Improving diabetes care for older adults
New report calls for changes to support older Canadians living with diabetes and their caregivers.
In a country where nearly four million people are affected by diabetes, a significant portion of the population grappling with the illness are older adults. Statistics show that over half of all cases of diabetes in Canada are among individuals aged 65 and above. With more and more Canadians living longer than in the past, it has become increasingly crucial to better understand and support older adults living with both Type 1 and Type 2 diabetes.
A report published by the National Institute on Ageing, which highlights research from multiple McMaster School of Nursing faculty, explores some of the current issues with older adults managing diabetes and provides suggestions on how to better support them.
Older adults face unique concerns and challenges in managing diabetes. Their treatment plans must be tailored to consider other health conditions, functional abilities, and cognitive status. Factors such as dementia, frailty, and disabilities significantly impact the care required for older adults with diabetes, often resulting in increased hospitalization rates or relocation to long-term care facilities. These individuals face an elevated risk of falls, urinary incontinence, cardiovascular diseases, and other complications associated with diabetes. Adequate care for this population demands access to primary care, specialist care, long-term care services, and the support of unpaid caregivers. Regular foot and eye care are also essential to prevent and manage diabetes-related complications.
However, navigating the existing health and social care systems can be a daunting task for many older adults living with diabetes. The integration of multidisciplinary, person-centered care across various sectors remains a challenge, leading to limited access to the care they require. Additionally, the social determinants of health, such as affordability and access to nutritious diets, out-of-pocket expenses, and medical appointments, further aggravate the situation. While some provinces cover a portion of diabetes medications and supplies, the financial burden on individuals living with diabetes remains substantial.
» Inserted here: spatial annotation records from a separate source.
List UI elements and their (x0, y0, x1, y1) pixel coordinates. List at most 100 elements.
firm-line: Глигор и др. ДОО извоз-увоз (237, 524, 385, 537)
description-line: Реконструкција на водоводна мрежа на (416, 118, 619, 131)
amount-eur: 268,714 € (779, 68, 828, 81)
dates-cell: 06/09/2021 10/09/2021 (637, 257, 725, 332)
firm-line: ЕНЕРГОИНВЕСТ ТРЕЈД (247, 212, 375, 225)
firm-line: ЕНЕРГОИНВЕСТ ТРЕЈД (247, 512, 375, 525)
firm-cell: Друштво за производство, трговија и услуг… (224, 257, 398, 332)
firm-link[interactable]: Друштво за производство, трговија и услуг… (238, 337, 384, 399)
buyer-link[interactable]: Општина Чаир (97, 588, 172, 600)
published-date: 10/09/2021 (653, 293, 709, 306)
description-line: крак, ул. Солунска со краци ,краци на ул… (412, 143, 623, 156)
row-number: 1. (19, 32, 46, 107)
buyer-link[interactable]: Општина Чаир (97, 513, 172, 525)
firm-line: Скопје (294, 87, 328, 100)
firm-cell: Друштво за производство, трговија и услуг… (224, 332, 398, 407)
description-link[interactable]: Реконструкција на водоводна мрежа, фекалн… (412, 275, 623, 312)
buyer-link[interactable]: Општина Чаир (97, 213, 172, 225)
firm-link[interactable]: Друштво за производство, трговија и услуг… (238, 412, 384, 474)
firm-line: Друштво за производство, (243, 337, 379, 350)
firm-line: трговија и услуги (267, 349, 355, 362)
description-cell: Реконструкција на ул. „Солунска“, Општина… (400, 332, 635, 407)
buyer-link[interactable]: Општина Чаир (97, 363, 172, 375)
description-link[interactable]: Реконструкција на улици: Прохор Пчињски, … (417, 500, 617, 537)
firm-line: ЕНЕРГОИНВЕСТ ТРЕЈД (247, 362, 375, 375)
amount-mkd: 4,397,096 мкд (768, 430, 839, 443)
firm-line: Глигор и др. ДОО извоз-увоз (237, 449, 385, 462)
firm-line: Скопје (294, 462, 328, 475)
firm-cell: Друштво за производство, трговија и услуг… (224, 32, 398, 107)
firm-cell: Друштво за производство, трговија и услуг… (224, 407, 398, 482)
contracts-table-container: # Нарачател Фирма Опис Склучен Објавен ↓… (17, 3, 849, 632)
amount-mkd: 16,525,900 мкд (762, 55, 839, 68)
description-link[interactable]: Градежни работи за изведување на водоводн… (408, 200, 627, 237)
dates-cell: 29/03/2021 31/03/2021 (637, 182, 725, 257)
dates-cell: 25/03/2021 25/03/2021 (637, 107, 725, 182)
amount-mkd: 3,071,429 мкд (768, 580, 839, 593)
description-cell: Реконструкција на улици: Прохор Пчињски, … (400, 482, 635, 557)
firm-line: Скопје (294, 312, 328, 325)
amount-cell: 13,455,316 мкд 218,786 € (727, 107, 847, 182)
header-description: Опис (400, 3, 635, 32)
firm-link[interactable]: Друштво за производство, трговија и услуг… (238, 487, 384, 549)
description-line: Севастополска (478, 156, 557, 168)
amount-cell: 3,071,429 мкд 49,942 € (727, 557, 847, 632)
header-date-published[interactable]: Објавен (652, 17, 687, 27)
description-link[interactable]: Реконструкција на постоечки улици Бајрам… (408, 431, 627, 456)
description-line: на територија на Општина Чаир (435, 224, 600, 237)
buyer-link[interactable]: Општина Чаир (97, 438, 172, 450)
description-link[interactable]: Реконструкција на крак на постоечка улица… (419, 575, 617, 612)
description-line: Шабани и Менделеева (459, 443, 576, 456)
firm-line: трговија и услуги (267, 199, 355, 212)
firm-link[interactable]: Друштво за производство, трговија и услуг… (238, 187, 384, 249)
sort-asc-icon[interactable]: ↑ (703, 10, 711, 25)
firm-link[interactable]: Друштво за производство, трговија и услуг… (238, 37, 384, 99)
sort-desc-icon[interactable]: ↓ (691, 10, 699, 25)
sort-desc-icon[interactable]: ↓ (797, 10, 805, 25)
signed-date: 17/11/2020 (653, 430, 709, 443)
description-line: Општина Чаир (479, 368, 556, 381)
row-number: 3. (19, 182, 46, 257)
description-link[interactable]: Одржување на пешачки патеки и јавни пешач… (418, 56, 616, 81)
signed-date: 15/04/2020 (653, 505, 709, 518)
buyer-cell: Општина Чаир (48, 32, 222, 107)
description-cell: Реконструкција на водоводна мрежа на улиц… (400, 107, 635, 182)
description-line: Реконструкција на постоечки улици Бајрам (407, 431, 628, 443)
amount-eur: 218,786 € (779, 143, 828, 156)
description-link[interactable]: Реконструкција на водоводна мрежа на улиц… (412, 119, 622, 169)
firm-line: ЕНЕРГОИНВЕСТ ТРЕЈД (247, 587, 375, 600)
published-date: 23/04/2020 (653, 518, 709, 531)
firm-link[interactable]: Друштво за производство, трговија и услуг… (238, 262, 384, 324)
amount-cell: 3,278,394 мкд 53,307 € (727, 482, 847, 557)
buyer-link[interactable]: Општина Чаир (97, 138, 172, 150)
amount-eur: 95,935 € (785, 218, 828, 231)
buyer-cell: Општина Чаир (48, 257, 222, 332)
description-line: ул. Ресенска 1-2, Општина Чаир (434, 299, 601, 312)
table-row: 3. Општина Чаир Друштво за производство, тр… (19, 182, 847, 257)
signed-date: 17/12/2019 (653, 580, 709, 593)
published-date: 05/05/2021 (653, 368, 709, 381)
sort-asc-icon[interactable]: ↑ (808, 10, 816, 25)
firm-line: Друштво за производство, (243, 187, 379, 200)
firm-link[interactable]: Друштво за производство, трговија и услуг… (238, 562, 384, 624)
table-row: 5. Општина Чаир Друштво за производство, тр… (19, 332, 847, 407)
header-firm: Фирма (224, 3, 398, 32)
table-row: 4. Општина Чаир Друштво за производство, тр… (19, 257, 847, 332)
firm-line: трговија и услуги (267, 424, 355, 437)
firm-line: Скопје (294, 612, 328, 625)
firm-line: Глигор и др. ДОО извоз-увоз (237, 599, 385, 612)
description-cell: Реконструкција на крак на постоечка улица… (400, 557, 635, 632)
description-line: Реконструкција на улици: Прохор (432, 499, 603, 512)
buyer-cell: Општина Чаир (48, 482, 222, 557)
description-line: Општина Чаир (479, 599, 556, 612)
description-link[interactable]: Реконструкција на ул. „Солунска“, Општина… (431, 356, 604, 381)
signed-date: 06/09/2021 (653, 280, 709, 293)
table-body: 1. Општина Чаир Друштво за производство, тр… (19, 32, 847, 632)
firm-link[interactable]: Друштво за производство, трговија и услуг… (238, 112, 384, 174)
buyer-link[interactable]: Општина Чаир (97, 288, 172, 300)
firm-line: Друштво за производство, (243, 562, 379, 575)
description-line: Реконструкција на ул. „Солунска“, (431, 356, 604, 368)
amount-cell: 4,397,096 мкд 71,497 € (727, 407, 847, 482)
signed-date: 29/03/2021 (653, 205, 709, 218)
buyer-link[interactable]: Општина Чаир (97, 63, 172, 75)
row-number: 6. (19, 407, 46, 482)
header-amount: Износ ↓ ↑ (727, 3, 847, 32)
The current health and social care systems in Canada do not adequately cater to the needs of older adults living with diabetes. Timely access to primary, specialty, mental health, and long-term care services remains a challenge. Identifying those in need of eye exams or foot assessments to prevent complications from diabetes is often lacking. Furthermore, interventions to support older adults with multiple chronic conditions are still poorly understood, including those aimed at improving care coordination. The potential of health technologies to aid older adults living with diabetes is an under-explored area, and unpaid caregivers require support in managing diabetes-related complications.
To address these issues, local and national advocacy efforts have been mobilized to improve diabetes care. The report proposes four recommendations to better support older Canadians living with diabetes:
1. Recognition and Engagement: The Canadian federal, provincial, and territorial governments must ensure that diabetes health strategies and research include a specific focus on addressing the unique issues and needs of older Canadians living with diabetes and their caregivers.
2. Information Systems: National health information systems should be developed to enhance understanding of the prevalence and incidence of diabetes and its complications among older Canadians. Additionally, reporting and screening mechanisms through provincial and territorial registries need improvement.
3. Care System Improvements: Governments at all levels must prioritize enhancements in health and social care system navigation, care integration, and transitions of care for older adults living with diabetes and their caregivers. Comprehensive primary care-led support, clinical pathways, and interprofessional and specialist supports should be considered while centering efforts around the needs and perspectives of older adults and their caregivers.
4. Social Determinants of Health: Diabetes prevention and ongoing care must be approached from a social determinants of health perspective. Provincial and territorial governments need to ensure that publicly funded healthcare and social systems appropriately cover and support diabetes care and prevention measures.
Efforts to improve diabetes care for older adults must address the unique challenges faced by this population. By implementing these recommendations, we can strive toward better care for older adults with diabetes.